Another example of quantum mechanics in biology is quantum coherence, in one of the most important processes in biology, photosynthesis: plants and bacteria taking sunlight, and using that energy to create biomass. Quantum coherence is the idea of quantum entities multitasking. It's the quantum skier. It's an object that behaves like a wave, so that it doesn't just move in one direction or the other, but can follow multiple pathways at the same time.
Some years ago, the world of science was shocked when a paper was published showing experimental evidence that quantum coherence takes place inside bacteria, carrying out photosynthesis. The idea is that the photon, the particle of light, the sunlight, the quantum of light captured by a chlorophyll molecule, is then delivered to what's called the reaction center, where it can be turned into chemical energy. And in getting there, it doesn't just follow one route; it follows multiple pathways at once, to optimize the most efficient way of reaching the reaction center without dissipating as waste heat. Quantum coherence taking place inside a living cell. A remarkable idea, and yet evidence is growing almost weekly, with new papers coming out, confirming that this does indeed take place.
My third and final example is the most beautiful, wonderful idea. It's also still very speculative, but I have to share it with you. The European robin migrates from Scandinavia down to the Mediterranean, every autumn, and like a lot of other marine animals and even insects, they navigate by sensing the Earth's magnetic field. Now, the Earth's magnetic field is very, very weak; it's 100 times weaker than a fridge magnet, and yet it affects the chemistry — somehow — within a living organism. That's not in doubt — a German couple of ornithologists, Wolfgang and Roswitha Wiltschko, in the 1970s, confirmed that indeed, the robin does find its way by somehow sensing the Earth's magnetic field, to give it directional information — a built-in compass.
The puzzle, the mystery was: How does it do it? Well, the only theory in town — we don't know if it's the correct theory, but the only theory in town — is that it does it via something called quantum entanglement. Inside the robin's retina — I kid you not — inside the robin's retina is a protein called cryptochrome, which is light-sensitive. Within cryptochrome, a pair of electrons are quantum-entangled. Now, quantum entanglement is when two particles are far apart, and yet somehow remain in contact with each other. Even Einstein hated this idea; he called it "spooky action at a distance."

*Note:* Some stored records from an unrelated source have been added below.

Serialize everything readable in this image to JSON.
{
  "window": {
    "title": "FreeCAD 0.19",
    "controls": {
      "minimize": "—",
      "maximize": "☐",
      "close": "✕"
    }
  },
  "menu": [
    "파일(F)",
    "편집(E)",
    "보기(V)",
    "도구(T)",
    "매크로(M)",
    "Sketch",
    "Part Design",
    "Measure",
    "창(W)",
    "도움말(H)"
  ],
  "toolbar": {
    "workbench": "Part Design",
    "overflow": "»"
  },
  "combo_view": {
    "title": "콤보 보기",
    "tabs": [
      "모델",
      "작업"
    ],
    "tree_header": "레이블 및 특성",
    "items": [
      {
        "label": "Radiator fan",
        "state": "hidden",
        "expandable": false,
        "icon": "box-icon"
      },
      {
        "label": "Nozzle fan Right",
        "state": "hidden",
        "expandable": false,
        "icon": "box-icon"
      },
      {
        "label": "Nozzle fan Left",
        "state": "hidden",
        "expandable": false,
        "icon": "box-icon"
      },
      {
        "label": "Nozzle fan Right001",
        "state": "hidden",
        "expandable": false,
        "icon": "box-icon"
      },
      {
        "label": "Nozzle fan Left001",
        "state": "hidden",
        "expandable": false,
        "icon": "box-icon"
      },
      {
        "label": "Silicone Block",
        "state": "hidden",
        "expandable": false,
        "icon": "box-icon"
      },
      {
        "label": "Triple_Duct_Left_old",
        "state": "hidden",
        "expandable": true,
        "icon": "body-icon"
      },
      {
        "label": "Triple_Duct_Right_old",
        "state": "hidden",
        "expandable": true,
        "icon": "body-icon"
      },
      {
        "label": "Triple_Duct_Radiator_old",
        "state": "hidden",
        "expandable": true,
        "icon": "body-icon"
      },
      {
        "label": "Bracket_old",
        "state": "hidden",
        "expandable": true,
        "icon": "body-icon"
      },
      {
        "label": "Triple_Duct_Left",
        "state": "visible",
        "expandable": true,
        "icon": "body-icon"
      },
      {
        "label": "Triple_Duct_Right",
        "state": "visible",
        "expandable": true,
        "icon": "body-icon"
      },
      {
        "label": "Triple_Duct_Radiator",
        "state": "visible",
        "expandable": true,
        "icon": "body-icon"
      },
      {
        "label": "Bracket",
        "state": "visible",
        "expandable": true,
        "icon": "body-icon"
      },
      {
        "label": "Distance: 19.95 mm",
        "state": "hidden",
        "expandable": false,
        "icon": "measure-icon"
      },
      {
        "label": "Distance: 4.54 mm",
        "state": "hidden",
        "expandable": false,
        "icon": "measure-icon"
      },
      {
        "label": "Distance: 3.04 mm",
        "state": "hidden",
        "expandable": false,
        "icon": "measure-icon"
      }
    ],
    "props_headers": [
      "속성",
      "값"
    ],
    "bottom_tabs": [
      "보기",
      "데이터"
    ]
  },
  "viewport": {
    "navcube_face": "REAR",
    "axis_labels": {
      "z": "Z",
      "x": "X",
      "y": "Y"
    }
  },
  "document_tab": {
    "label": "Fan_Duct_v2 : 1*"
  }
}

So if Einstein doesn't like it, then we can all be uncomfortable with it. Two quantum-entangled electrons within a single molecule dance a delicate dance that is very sensitive to the direction the bird flies in the Earth's magnetic field.
We don't know if it's the correct explanation, but wow, wouldn't it be exciting if quantum mechanics helps birds navigate? Quantum biology is still in it infancy. It's still speculative. But I believe it's built on solid science. I also think that in the coming decade or so, we're going to start to see that actually, it pervades life — that life has evolved tricks that utilize the quantum world. Watch this space.